The Slatest

NATO Commander: Moldova Could be Next if Russia Seeks to Expand Territorial Gains

Sailors walk on the deck of the Russian military ship Orsk moored in the bay of the Crimean city of Sevastopol

Photo by VIKTOR DRACHEV/AFP/Getty Images

NATO’s top military commander said on Sunday that there was growing concern about the number of troops Russia has amassed on Ukraine’s eastern border, which could pose a particular threat to Moldova’s separatist Transdniestria region. The warning came a day after Russian forces finished seizing the last of the military installations in Crimea that continued to be under Ukrainian control. “The (Russian) force that is at the Ukrainian border now to the east is very, very sizeable and very, very ready,” NATO’s Supreme Allied Commander Europe, US Air Force General Philip Breedlove, told an event held by the German Marshall Fund think-tank, according to Reuters.

Ukraine’s east has long been considered under threat, but Breedlove’s suggested Sunday that Russia could have ambitions beyond Ukraine.
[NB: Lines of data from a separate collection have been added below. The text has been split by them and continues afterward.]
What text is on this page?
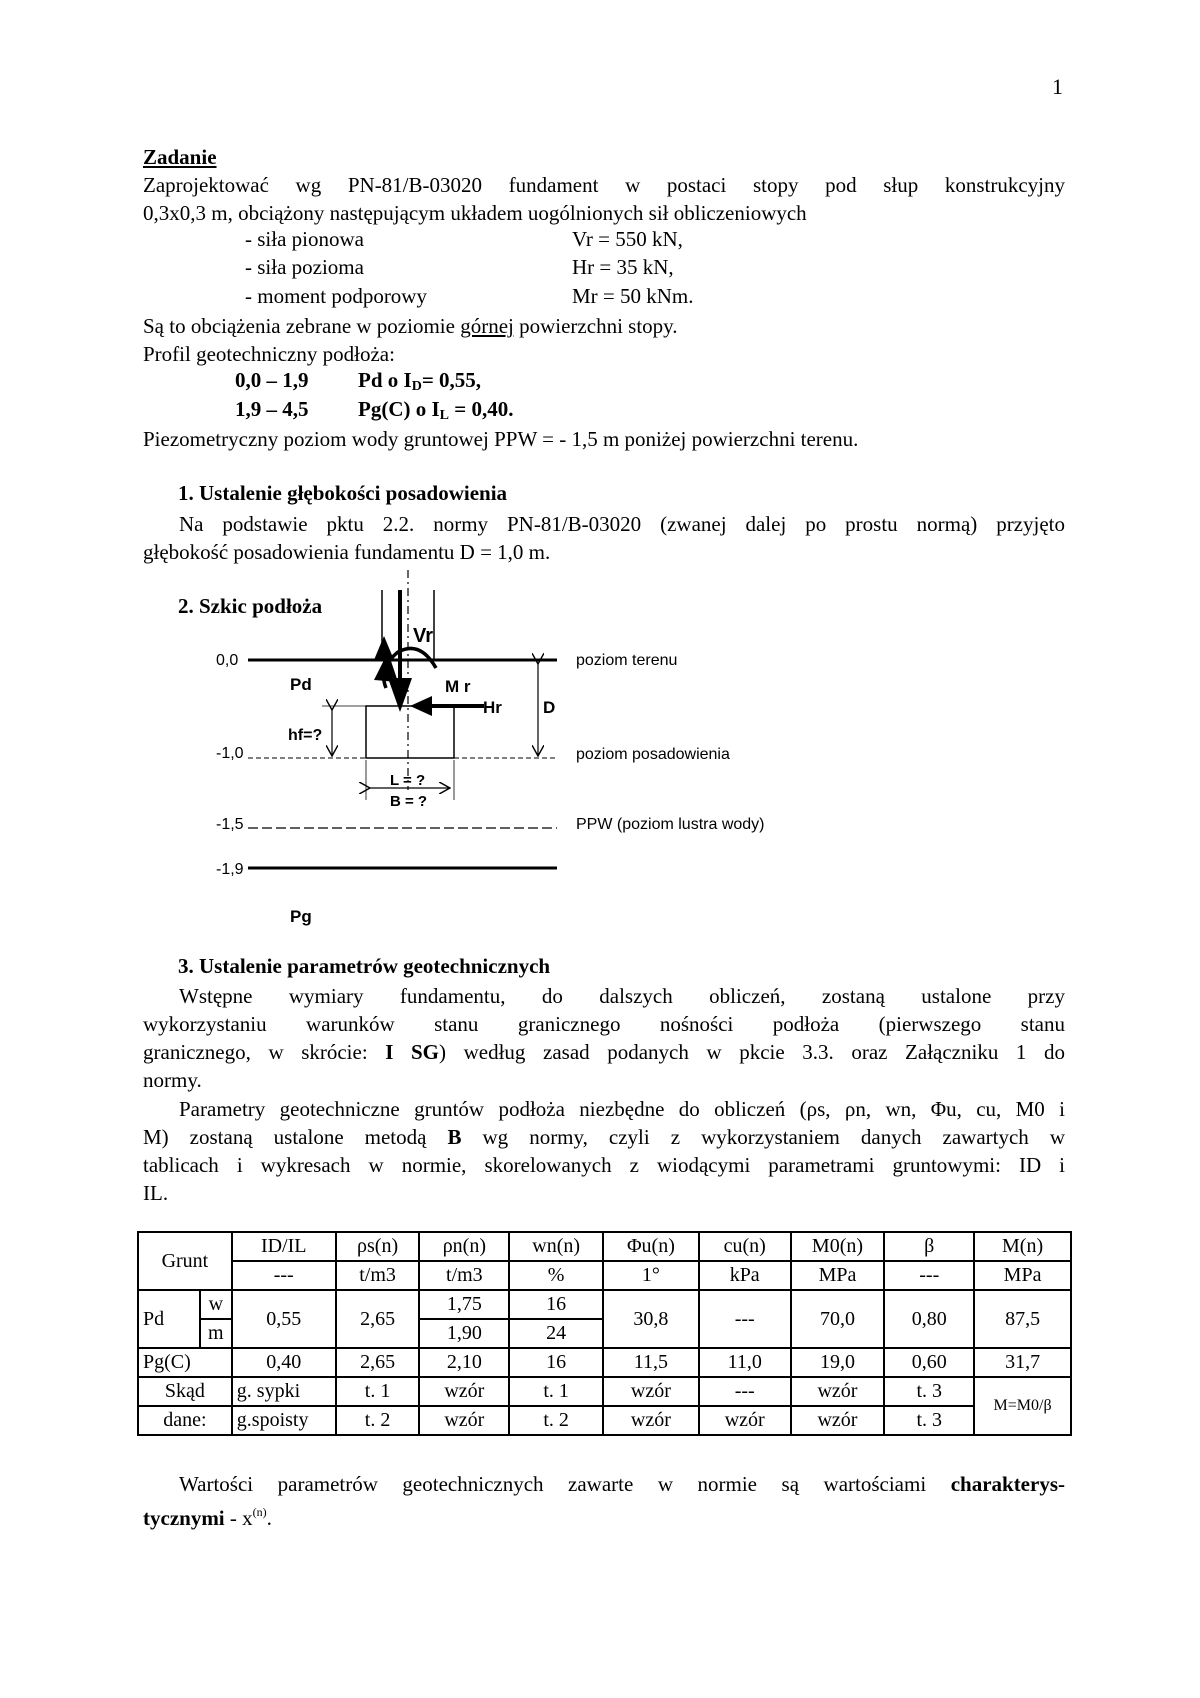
1
Zadanie
Zaprojektować wg PN-81/B-03020 fundament w postaci stopy pod słup konstrukcyjny
0,3x0,3 m, obciążony następującym układem uogólnionych sił obliczeniowych
- siła pionowa	Vr = 550 kN,
- siła pozioma	Hr = 35 kN,
- moment podporowy	Mr = 50 kNm.
Są to obciążenia zebrane w poziomie górnej powierzchni stopy.
Profil geotechniczny podłoża:
0,0 – 1,9 Pd o $I_D= 0,55$,
1,9 – 4,5 Pg(C) o $I_L = 0,40$.
Piezometryczny poziom wody gruntowej PPW = - 1,5 m poniżej powierzchni terenu.
1. Ustalenie głębokości posadowienia
Na podstawie pktu 2.2. normy PN-81/B-03020 (zwanej dalej po prostu normą) przyjęto
głębokość posadowienia fundamentu D = 1,0 m.
2. Szkic podłoża
Vr
M r
Hr D
Pd
Pg
hf=?
L = ?
B = ?
0,0
-1,0
-1,5
-1,9
poziom terenu
poziom posadowienia
PPW (poziom lustra wody)
3. Ustalenie parametrów geotechnicznych
Wstępne wymiary fundamentu, do dalszych obliczeń, zostaną ustalone przy
wykorzystaniu warunków stanu granicznego nośności podłoża (pierwszego stanu
granicznego, w skrócie: I SG) według zasad podanych w pkcie 3.3. oraz Załączniku 1 do
normy.
Parametry geotechniczne gruntów podłoża niezbędne do obliczeń (ρs, ρn, wn, Φu, cu, M0 i
M) zostaną ustalone metodą B wg normy, czyli z wykorzystaniem danych zawartych w
tablicach i wykresach w normie, skorelowanych z wiodącymi parametrami gruntowymi: ID i
IL.
Grunt		ID/IL	ρs(n)	ρn(n)	wn(n)	Φu(n)	cu(n)	M0(n)	β	M(n)
		---	t/m3	t/m3	%	1°	kPa	MPa	---	MPa
Pd	w	0,55	2,65	1,75	16	30,8	---	70,0	0,80	87,5
	m			1,90	24					
Pg(C)		0,40	2,65	2,10	16	11,5	11,0	19,0	0,60	31,7
Skąd		g. sypki	t. 1	wzór	t. 1	wzór	---	wzór	t. 3	M=M0/β
dane:		g.spoisty	t. 2	wzór	t. 2	wzór	wzór	wzór	t. 3	
Wartości parametrów geotechnicznych zawarte w normie są wartościami charakterys-
tycznymi - $x^{(n)}$.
NATO is particularly worried about Transdniestria, a strip of land between Moldova and southern Ukraine that declared independence in 1990. “Although the move was not recognized internationally, the region has its own constitution and currency, and pro-Russian sentiment there runs high. Russian forces are also stationed in the territory—as they were in Crimea even before the current crisis began,” details the Washington Post. The region has a population of about half a million, about one-third of whom are ethnic Russian.

Russia immediately responded, insisting its forces east of Ukraine are complying with international agreements. The Russian ambassador to the European Union told the BBC that Russia does not have an “expansionist view,” emphasizing that “nobody should fear Russia.” The words came as Russia was finalizing its takeover of Crimea as it stormed air bases Saturday as well as Ukrainian ships.
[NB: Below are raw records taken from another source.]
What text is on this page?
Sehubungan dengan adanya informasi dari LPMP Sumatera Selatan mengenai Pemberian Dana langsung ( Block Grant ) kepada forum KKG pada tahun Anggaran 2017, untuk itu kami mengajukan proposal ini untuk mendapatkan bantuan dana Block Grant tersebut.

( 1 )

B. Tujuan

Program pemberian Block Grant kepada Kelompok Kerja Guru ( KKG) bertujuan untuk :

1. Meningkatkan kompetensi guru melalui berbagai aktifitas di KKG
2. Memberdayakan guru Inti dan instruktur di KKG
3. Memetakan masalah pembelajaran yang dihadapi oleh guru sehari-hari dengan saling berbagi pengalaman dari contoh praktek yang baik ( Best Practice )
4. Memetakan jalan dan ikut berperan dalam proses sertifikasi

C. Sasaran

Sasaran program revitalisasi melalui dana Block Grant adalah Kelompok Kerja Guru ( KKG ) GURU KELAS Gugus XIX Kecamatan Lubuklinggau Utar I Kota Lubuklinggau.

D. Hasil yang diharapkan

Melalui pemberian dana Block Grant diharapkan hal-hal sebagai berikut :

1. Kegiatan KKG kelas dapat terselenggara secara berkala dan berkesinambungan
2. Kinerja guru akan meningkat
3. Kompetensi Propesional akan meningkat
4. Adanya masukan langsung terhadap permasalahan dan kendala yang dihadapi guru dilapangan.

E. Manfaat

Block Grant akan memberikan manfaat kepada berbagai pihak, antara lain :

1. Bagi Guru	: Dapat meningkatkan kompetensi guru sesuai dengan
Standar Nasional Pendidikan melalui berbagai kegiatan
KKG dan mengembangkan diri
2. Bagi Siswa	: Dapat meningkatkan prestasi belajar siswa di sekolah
The White House is also worried. “It’s deeply concerning to see the Russian troop buildup along the border. It creates the potential for incidents, for instability,” Tony Blinken, White House deputy national security adviser, told CNN on Sunday. “It’s likely that what they are trying to do is intimidate the Ukrainians. It’s possible that they are preparing to move in.”

British Foreign Secretary William Hague wrote an op-ed piece for the Telegraph in which he describes Russia’s annexation of Crimea as “the most serious risk to European security we have seen so far in the 21st century.” As a result of Moscow’s “outrageous land grab,” Russia “risks once again bending towards isolation and stagnation.”